3. Membantu klien dalam mentransfer apa yang dipelajari dalam konseling tingkah laku
klien.
4. Memantau secara terus menerus tingkah laku klien.

2. Teknik Konseling
a. Memperkuat tingkah laku
 Shapping
Adalah metode mengajarkan tingkah laku dengan terus menerus melakuakan
aproksimasi dan membuat rantai hubungan. Shapping dilakukan melalui pendekatan
berangsur, dimana dalam proses itu ada tingkh laku yang direinforce dan ada yang tidak.

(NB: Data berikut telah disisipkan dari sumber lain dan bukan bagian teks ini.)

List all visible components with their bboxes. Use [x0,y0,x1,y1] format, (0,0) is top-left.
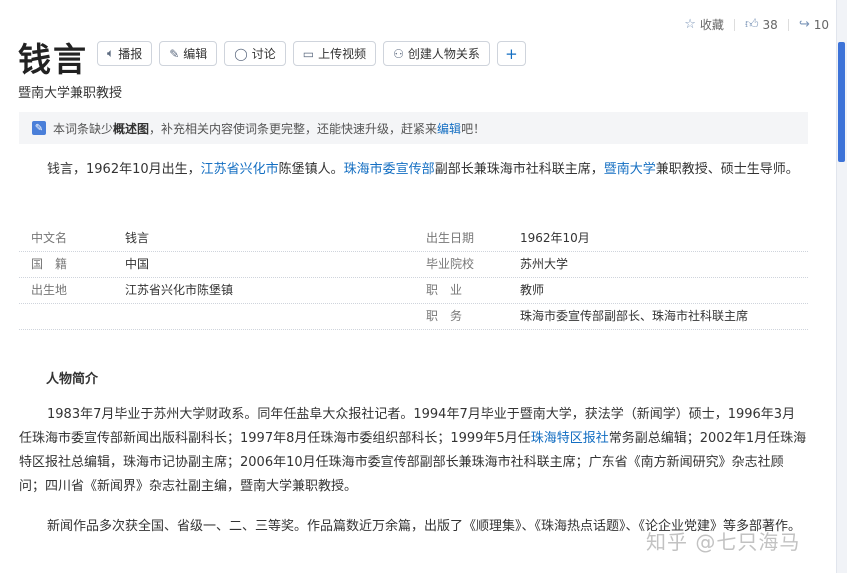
upload-video-label: 上传视频 [318,47,367,61]
info-value: 苏州大学 [520,257,569,271]
discuss-button[interactable]: ◯ 讨论 [224,41,286,66]
info-label: 毕业院校 [426,257,475,271]
page-subtitle: 暨南大学兼职教授 [18,86,123,101]
speaker-icon: 🔈︎ [107,46,115,60]
divider [733,18,735,31]
info-value: 珠海市委宣传部副部长、珠海市社科联主席 [520,309,749,323]
divider [787,18,789,31]
edit-button[interactable]: ✎ 编辑 [159,41,218,66]
info-label: 职 务 [426,309,463,323]
scrollbar-thumb[interactable] [838,42,845,162]
notice-text-2: ，补充相关内容使词条更完整，还能快速升级，赶紧来 [149,121,438,136]
info-value: 钱言 [125,231,150,245]
notice-edit-link[interactable]: 编辑 [437,120,461,137]
bio-paragraph-1: 1983年7月毕业于苏州大学财政系。同年任盐阜大众报社记者。1994年7月毕业于… [19,403,808,499]
basic-info-table: 中文名 钱言 出生日期 1962年10月 国 籍 中国 毕业院校 苏州大学 出生… [19,226,808,330]
edit-pencil-icon: ✎ [32,121,46,135]
summary-text: 钱言，1962年10月出生， [47,162,201,177]
info-label: 出生地 [31,283,68,297]
page-scrollbar[interactable] [836,0,847,573]
info-value: 江苏省兴化市陈堡镇 [125,283,234,297]
entry-actions: ☆ 收藏 👍︎ 38 ↪ 10 [684,16,829,33]
thumbs-up-icon: 👍︎ [744,17,759,32]
link-jinan-university[interactable]: 暨南大学 [604,162,656,177]
summary-text: 陈堡镇人。 [278,162,344,177]
share-button[interactable]: ↪ 10 [799,17,829,32]
info-value: 1962年10月 [520,231,590,245]
info-label: 出生日期 [426,231,475,245]
plus-icon: + [505,44,518,63]
section-title: 人物简介 [46,372,99,387]
video-camera-icon: ▭ [302,46,315,61]
upload-video-button[interactable]: ▭ 上传视频 [292,41,377,66]
summary-paragraph: 钱言，1962年10月出生，江苏省兴化市陈堡镇人。珠海市委宣传部副部长兼珠海市社… [19,158,808,182]
share-count: 10 [813,17,829,32]
info-row: 职 务 珠海市委宣传部副部长、珠海市社科联主席 [19,304,808,330]
star-icon: ☆ [684,17,696,32]
entry-toolbar: 🔈︎ 播报 ✎ 编辑 ◯ 讨论 ▭ 上传视频 ⚇ 创建人物关系 + [97,41,526,66]
notice-text-3: 吧！ [461,121,486,136]
link-xinghua[interactable]: 江苏省兴化市 [201,162,279,177]
edit-label: 编辑 [183,47,208,61]
link-zhuhai-propaganda[interactable]: 珠海市委宣传部 [344,162,435,177]
link-china[interactable]: 中国 [125,252,149,278]
page-title: 钱言 [18,40,88,79]
people-icon: ⚇ [393,46,404,61]
discuss-label: 讨论 [251,47,276,61]
create-relation-button[interactable]: ⚇ 创建人物关系 [383,41,490,66]
link-zhuhai-special-zone-daily[interactable]: 珠海特区报社 [531,431,609,446]
like-button[interactable]: 👍︎ 38 [745,17,778,32]
notice-text-1: 本词条缺少 [53,121,114,136]
info-row: 国 籍 中国 毕业院校 苏州大学 [19,252,808,278]
watermark: 知乎 @七只海马 [646,530,801,554]
collect-label: 收藏 [699,18,724,32]
notice-bold: 概述图 [113,121,150,136]
notice-bar: ✎ 本词条缺少 概述图 ，补充相关内容使词条更完整，还能快速升级，赶紧来 编辑 … [19,112,808,144]
summary-text: 副部长兼珠海市社科联主席， [434,162,604,177]
broadcast-label: 播报 [118,47,143,61]
info-label: 中文名 [31,231,68,245]
info-row: 中文名 钱言 出生日期 1962年10月 [19,226,808,252]
more-button[interactable]: + [496,41,526,66]
summary-text: 兼职教授、硕士生导师。 [655,162,799,177]
share-icon: ↪ [798,17,810,32]
chat-bubble-icon: ◯ [234,46,248,61]
info-label: 国 籍 [31,257,68,271]
info-row: 出生地 江苏省兴化市陈堡镇 职 业 教师 [19,278,808,304]
create-relation-label: 创建人物关系 [407,47,480,61]
info-label: 职 业 [426,283,463,297]
pencil-icon: ✎ [169,46,180,61]
info-value: 教师 [520,283,545,297]
like-count: 38 [762,17,778,32]
collect-button[interactable]: ☆ 收藏 [684,16,724,33]
broadcast-button[interactable]: 🔈︎ 播报 [97,41,153,66]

Melalui aproksimasi ini tingkah laku secara bertahap menjadi didekati sehingga akhirnya
dapat dibentuk tingkah laku yang diharapkan. Contoh : seorang laki-laki yang takut
berhubungan dengan wanita, tetapi menginginkan seorang pacar.
4

 Behavioral kontrak
Syarat mutlak untuk memantapkan kontrak behavioral adalah batasan yang cermat
mengenai problem klien, setiasu dimana hal itu diekspresikan dan kesediaan klien untuk
mencoba prosedur itu.
 Assertive Training
Assertive training dapat diterapakan pada situasi-situasi interpersonal, diaman
individu yang mempunyai kesulitan-kesulitan perasaan sesuai atau tepat untuk
menyatakannya. Assertive training dapat membantu orang yang tidak dapat menyatakan
kemarahan atau kejengkelannya, sopan yang b erlebihan dan membiarkan orang lain
mengambil keuntungan darinya, mereka orang yang mempunyai kesulitan mengatakan
tidak.
Assertive training dengan menggunakan prosesur-prosedur permainan peranan.
Misalnya klien mengeluh bahwa ia sering merasa tertekan oleh orang tuanya.